Vice Presidential Debate: Stats Biden And Ryan Might Use
While the country anticipates the possible gaffes, pitfalls and implications of the vice presidential debate Thursday night, the candidates are (or should be) prepping to hit each other on certain statistics.
Following the first presidential debate, which changed the course of the election, Joe Biden should be trying to press Paul Ryan on points that many say Barack Obama didn't do enough to contest.
The Right has already knighted Biden as a bonafide gaffe machine, with Marco Rubio claiming at a rally that Biden is "the best thing we've got going."
Romney spent much of the first debate referring to plans to heal the country from Obama's four years of damage to the economy, the tax code, healthcare and Medicare, but strayed from specifics even when Obama pressed him.
"At some point the American people have to ask themselves: Is the reason Governor Romney is keeping all these plans secret, is it because they're going to be too good? Because middle class families benefit too much? No," Obama said.
Obama focused heavily on his support for the middle class, with Romney hitting specific points on the rising gas prices and lowered income middle class Americans have experienced during Obama's four years.
According to CBS News, Romney distorted some of the details of his attack, including his criticism of gas prices (which has been a big topic in the news this week).
The gas prices are now more than twice what they were when Obama took office in 2009, but Consumer Reports said that the 2009 average of $1.85 a gallon was exceptionally low because of the economic crisis.
No doubt that the vice presidential candidates will at least refer to the gas price issue to highlight their concerns about the other candidate's plans for the middle class.
If Biden's people get their head around some of Romney's distortion, maybe Mr. Gaffe can pull ahead on this issue.
Biden will also prod at Paul Ryan's "radical" Medicare plan, which has been the central issue regarding Romney's pick of Ryan as a running mate.
Romney's campaign has long attacked Obama for cutting $716 billion from Medicare in order to pay for his healthcare plan, saying that it hurts beneficiaries to the point that "15 percent of hospitals and nursing homes say they won't take anymore Medicare patients under that scenario," Romney said.
According to CBS News's factcheck, Obama's plan primarily cuts from Medicare Advantage plans, hospital reimbursements and in payments to other providers.
The merits of this plan have been disputed by both sides, but perhaps Biden will note that Paul Ryan's 2012 budget would have included the same Medicare reductions as the president's plan, even if Romney said he wouldn't follow Ryan's example on it.
According to NBC Politics, Ryan's plan would gradually increase Medicare eligibility age to 67, which would start in 2023.
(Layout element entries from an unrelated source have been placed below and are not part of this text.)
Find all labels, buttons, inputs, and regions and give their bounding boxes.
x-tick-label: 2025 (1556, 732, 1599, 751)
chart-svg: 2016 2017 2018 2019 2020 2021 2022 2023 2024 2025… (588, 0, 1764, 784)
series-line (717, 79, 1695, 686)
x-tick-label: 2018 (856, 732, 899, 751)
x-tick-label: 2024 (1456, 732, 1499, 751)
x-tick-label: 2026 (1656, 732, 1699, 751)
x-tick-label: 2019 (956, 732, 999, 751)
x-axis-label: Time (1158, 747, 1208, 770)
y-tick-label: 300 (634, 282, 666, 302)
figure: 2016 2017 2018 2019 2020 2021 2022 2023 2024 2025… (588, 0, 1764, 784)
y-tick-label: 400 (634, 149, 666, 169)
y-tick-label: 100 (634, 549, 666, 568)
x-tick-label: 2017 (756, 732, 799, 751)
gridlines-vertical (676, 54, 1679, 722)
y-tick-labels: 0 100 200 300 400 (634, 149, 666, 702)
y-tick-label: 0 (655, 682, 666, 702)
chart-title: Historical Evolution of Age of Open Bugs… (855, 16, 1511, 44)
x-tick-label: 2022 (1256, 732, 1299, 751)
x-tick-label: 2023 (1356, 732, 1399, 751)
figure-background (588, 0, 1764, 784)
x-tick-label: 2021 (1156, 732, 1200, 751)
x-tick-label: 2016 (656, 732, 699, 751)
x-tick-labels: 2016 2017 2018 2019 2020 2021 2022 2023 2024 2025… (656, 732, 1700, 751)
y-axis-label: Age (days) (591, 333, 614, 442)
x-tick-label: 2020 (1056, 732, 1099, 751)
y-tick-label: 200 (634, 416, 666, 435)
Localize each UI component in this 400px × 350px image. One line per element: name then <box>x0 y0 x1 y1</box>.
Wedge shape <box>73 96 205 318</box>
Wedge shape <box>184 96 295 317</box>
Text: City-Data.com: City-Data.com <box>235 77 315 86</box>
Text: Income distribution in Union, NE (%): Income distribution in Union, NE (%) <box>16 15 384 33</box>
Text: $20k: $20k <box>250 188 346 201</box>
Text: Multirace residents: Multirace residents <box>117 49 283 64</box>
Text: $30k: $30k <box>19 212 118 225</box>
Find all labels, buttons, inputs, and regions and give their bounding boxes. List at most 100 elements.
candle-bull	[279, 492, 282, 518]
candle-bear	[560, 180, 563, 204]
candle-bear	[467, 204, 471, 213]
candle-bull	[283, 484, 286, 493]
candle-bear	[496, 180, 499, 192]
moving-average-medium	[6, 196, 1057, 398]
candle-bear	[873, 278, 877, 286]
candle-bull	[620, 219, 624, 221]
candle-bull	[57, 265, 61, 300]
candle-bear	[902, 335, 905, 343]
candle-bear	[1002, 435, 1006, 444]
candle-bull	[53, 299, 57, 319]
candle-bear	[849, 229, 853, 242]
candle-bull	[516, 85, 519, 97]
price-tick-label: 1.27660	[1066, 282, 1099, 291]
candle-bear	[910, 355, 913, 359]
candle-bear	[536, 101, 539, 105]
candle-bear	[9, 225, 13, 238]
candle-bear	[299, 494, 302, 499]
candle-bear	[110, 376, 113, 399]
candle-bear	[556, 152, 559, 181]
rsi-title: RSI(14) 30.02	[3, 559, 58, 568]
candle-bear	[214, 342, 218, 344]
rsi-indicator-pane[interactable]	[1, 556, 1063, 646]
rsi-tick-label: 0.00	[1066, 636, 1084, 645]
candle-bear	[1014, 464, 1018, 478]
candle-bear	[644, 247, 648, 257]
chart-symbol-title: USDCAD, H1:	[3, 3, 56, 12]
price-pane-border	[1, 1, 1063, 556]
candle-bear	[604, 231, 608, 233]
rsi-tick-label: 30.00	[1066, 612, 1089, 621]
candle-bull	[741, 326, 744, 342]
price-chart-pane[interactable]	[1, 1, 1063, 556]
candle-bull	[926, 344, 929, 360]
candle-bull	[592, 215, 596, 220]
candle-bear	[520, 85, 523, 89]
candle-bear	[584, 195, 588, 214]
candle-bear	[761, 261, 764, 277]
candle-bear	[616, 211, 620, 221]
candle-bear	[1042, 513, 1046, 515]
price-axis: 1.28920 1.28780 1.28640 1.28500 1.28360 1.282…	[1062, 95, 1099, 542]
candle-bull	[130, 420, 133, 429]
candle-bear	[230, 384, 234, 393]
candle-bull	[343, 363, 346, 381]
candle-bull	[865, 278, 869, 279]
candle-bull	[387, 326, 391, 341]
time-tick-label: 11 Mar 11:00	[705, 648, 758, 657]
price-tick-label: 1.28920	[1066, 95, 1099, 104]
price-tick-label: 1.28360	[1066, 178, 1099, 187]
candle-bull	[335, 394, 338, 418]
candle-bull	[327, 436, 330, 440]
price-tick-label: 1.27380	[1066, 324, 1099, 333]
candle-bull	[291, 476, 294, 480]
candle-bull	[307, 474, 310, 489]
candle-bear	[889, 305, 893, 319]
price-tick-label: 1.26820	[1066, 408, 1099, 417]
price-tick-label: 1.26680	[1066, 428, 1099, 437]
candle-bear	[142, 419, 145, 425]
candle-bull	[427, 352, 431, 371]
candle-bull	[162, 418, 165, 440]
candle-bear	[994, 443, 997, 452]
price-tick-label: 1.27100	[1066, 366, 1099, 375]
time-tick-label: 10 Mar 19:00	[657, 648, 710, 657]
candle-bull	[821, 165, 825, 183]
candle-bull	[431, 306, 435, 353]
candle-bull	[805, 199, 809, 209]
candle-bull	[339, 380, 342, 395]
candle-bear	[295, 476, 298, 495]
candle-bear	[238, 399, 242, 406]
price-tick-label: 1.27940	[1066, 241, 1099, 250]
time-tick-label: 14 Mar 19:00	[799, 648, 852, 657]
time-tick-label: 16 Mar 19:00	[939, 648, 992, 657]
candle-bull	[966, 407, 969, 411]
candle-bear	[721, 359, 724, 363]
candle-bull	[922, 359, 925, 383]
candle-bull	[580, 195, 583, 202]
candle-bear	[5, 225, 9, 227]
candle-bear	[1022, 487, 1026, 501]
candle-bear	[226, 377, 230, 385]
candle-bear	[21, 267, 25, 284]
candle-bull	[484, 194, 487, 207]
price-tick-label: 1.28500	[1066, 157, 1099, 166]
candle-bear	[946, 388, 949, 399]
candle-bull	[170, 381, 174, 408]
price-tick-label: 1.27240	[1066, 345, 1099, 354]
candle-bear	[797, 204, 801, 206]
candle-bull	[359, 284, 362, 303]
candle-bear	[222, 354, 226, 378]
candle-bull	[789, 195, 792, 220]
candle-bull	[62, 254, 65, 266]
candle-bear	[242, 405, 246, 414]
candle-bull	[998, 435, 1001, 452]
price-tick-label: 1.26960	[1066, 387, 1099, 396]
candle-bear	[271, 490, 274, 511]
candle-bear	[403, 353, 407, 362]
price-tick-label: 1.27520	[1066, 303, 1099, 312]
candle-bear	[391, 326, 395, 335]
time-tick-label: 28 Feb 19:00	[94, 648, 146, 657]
He would do away with Medicare's open-ended payments for those born in 1958 and later.
His plan wouldn't apply to current Medicare beneficiaries, but he does want to repeal the Affordable Care Act, which would take current seniors' additional prescription drug benefits.
The number we heard the most during the first debate was "five trillion."
According to CBS News again, Obama was citing an analysis that said Romney's plan would cost five trillion dollars over a 10-year period.
Romney has refuted the study and Democrats have used it extensively.
It considers Romney's plan to cut income tax rates by 20 percent by reducing tax deductions and credits.
And while Romney has yet to say which deductions and credits he would cut, you can expect Biden to bark about this some more Thursday night, even if the stat didn't help Obama in the first debate.
Many anti-Obama liberals, like members of the Occupy movement, have criticized the president's fetish with drone strikes, but you're not likely to see Paul Ryan (or Mitt Romney) mention it.
Obama has authorized 283 drone strikes in Pakistan, six times more than George W. Bush, according to CNN.
If cornered on war issues, you might see Ryan lash out against the Obama administration with stats on military deaths, since it's been reported that nearly two-thirds of American deaths in Afghanistan have occurred under Obama's administration.
Biden and Ryan will likely bicker over their campaign promises regarding student loans.
Obama signed a law that will make it easier for college students to pay back their federal college loans when it starts in 2014.
It will make it so recent grads won't have to pay more than 10 percent of their disposable income toward loan payments.
After 20 years, any remaining debt will be forgiven.
Republicans have opposed laws that reduce federal student loans, with Paul Ryan himself authoring the House Republican budget that called for allowing student loan rates to double.
Ryan's plan would also kick one million students off Pell Grants.
Romney, however, supports extending the rate cut for student loans while also embracing Ryan's doubling of loan rates.
Ryan has a chance to make his campaign look sophisticated if he can elucidate the complexity of Romney's plan, but Biden will have a shot to further the narrative against his opposition.